Ingolstadt
Prozessauftakt ohne das Opfer

Bluttat als versuchter Totschlag angeklagt ? Hauptbelastungszeuge angeblich im Iran

20.04.2020 | Stand 02.12.2020, 11:31 Uhr
Symbolbild Landgericht Ingolstadt −Foto: Armin Weigel (dpa)

Ingolstadt - Ein blutiger Gewaltakt, der sich im vergangenen September in einer Pension an der Hindenburgstraße abgespielt hat, beschäftigt seit gestern das Landgericht.

Ein 28-jähriger Ingolstädter mit türkischer Staatsangehörigkeit ist wegen versuchten Totschlags in Tateinheit mit gefährlicher Körperverletzung angeklagt. Er soll in der Unterkunft einen Mitbewohner aus Afghanistan mit einem Messer lebensgefährlich verletzt haben, schildert seine Tat jedoch als Notwehrhandlung.

Es war ein Prozessauftakt mit Hindernissen: Morgens gab es erst einmal zwei Stunden Verzögerung, weil eine Münchner Gerichtsmedizinerin als Gutachterin ausfiel und eine Vertretung organisiert werden musste, nachmittags musste die 1. Strafkammer dann feststellen, dass ihr der Hauptbelastungszeuge abhanden gekommen ist: Das mutmaßliche Opfer blieb der Verhandlung unentschuldigt fern.

Der 45-jährige Afghane hält sich nach den ersten Recherchen des Gerichts bereits seit sechs Wochen im Iran auf. Der Mann ist abgelehnter Asylbewerber und war in der Bundesrepublik lediglich geduldet. Ob er, sollte er inzwischen wirklich in Persien weilen, von dort jemals nach Deutschland zurückkehren wird, ist nicht nur wegen der in Corona-Zeiten bestehenden Reisebeschränkungen sehr zweifelhaft.

Das Schwurgericht unter Vorsitz von Landgerichtsvizepräsident Konrad Kliegl muss sich im weiteren Verhandlungsverlauf deshalb wohl maßgeblich auf die Protokolle der polizeilichen Vernehmung des Geschädigten und auf Zeugen aus dem Umfeld der beiden Männer verlassen, die aber auch nicht bei der Tat zugegen waren.
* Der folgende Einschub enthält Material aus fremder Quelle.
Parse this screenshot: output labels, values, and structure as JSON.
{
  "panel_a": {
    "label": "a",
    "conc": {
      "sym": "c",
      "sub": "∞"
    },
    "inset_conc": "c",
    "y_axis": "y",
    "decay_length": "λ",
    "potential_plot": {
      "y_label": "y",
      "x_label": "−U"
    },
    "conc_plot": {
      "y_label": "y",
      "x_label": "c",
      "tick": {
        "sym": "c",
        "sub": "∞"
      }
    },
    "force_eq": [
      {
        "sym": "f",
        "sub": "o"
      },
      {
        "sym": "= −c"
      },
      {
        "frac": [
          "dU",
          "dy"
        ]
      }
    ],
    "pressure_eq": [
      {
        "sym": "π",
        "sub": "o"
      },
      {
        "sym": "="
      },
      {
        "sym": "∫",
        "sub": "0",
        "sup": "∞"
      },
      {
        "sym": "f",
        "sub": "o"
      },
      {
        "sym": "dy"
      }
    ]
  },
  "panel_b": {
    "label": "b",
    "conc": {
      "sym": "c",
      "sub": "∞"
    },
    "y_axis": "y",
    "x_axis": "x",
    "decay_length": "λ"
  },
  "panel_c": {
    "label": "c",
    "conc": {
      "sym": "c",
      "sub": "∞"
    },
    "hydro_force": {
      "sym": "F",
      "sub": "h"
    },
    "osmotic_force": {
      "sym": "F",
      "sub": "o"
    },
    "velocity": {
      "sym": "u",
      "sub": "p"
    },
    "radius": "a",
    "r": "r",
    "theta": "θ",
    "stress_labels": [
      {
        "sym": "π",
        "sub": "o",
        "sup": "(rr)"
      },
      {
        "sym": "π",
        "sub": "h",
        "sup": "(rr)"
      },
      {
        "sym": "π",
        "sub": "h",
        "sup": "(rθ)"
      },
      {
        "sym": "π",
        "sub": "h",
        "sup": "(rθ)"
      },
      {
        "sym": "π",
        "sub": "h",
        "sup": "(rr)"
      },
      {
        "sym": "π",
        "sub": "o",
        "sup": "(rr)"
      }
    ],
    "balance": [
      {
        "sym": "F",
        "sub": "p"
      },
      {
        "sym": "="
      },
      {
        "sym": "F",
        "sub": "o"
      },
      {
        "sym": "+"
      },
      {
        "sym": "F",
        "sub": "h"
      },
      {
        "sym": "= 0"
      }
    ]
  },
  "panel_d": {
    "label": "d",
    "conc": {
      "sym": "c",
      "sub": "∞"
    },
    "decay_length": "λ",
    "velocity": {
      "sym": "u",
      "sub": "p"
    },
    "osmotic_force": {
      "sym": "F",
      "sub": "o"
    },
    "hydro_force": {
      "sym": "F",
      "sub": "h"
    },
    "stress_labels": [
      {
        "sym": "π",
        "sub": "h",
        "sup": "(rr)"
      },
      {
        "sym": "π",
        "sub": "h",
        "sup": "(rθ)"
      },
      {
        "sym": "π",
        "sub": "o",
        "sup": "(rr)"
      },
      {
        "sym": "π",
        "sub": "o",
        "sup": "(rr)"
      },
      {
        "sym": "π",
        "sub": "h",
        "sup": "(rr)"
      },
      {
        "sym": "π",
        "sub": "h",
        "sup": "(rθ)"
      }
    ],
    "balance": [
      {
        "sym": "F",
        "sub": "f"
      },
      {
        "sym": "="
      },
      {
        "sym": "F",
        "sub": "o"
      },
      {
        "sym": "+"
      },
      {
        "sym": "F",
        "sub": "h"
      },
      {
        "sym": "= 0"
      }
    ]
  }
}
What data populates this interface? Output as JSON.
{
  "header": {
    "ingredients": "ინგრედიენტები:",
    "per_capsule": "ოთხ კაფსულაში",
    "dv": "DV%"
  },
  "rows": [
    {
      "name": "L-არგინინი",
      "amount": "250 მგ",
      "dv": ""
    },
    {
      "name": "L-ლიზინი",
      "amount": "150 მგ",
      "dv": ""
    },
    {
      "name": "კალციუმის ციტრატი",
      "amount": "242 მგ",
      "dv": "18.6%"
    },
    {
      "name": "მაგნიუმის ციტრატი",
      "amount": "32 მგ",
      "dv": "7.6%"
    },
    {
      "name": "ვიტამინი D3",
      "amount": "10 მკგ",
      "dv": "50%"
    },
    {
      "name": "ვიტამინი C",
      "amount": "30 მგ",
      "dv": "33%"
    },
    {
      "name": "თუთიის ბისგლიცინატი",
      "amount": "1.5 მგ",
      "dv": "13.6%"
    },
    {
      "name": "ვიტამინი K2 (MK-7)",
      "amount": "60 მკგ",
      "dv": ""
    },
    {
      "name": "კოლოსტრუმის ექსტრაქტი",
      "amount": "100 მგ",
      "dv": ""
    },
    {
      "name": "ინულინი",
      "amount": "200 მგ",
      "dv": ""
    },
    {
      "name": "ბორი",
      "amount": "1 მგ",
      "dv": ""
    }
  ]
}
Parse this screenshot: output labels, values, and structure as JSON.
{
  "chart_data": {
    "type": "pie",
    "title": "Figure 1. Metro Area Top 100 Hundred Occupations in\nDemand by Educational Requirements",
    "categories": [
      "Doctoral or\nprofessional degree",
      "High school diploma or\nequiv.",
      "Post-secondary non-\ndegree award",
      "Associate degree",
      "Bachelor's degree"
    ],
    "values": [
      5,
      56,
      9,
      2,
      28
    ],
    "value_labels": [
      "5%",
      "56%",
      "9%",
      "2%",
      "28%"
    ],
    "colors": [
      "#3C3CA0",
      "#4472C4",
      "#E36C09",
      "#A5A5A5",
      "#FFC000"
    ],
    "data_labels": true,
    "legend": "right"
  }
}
In den Ermittlungsakten nimmt sich der Vorfall vom 7. September den bisherigen Ermittlungen zufolge so aus: Mutmaßlicher Täter und Opfer hatten im vorigen Sommer etwa drei Monate in derselben Pension gewohnt, davon gut zwei Monate im selben Zimmer. Später war der jetzige Angeklagte, weil ihm sein Arbeitsplatz in einem Supermarkt gekündigt worden war, für einige Tage bis zum bereits geplanten Auszug in eine Dachkammer gezogen. Dennoch hatten die beiden Männer an jenem Abend im Zimmer des Afghanen nochmals zusammen gegessen.

Der Türke, ein gelernter Elektriker, der aber wohl schon länger nicht mehr in diesem Beruf tätig ist, soll dann gegen 21.30 Uhr recht unvermittelt seinen Mitbewohner von hinten mit einem zuvor bei der Brotzeit benutzten Küchenmesser angegriffen und ihm mehrere Stiche und Schnitte im Gesicht und am Hals zugefügt haben. Schlimmste Verletzung war die Durchtrennung einer Halsvene; das Opfer verlor eine Menge Blut, konnte aber offenbar noch selber den Rettungsdienst verständigen.

Das war wohl auch sein Glück, denn der mutmaßliche Täter soll den Schwerverletzten ohne jede Anteilnahme zurückgelassen und vielmehr in seiner Kammer seine Habe zusammengesucht haben. Beim Versuch, das Gebäude zu verlassen, wurde er aber von der inzwischen eingetroffenen Polizei gestellt.

Auf der Anklagebank schilderte der 28-Jährige gestern eine ganz eigene Version des Tatablaufs. Er habe bei dem Afghanen schon mehrfach zuvor plötzliche Ausraster erleben müssen und von dem nach dessen eigener Darstellung von Gewalt geprägten früheren Familienleben des Mannes gewusst. Auch nach dem bewussten Abendessen sei der Mitbewohner wieder aufbrausend gewesen, habe ihn sogar zu Boden gezwungen und dann mehrfach geschlagen. Da habe er nach dem Messer gegriffen und in Notwehr mehrfach zugestochen.

Inwiefern Alkohol und vor allem Drogen, die der Angeklagte nach eigenen Angaben seit Jahren regelmäßig konsumiert hat, die Wahrnehmung des Mannes an jenem Abend getrübt haben könnten, wird im Prozess noch durch Gutachter zu klären sein. Das Verfahren soll am Donnerstag fortgesetzt werden.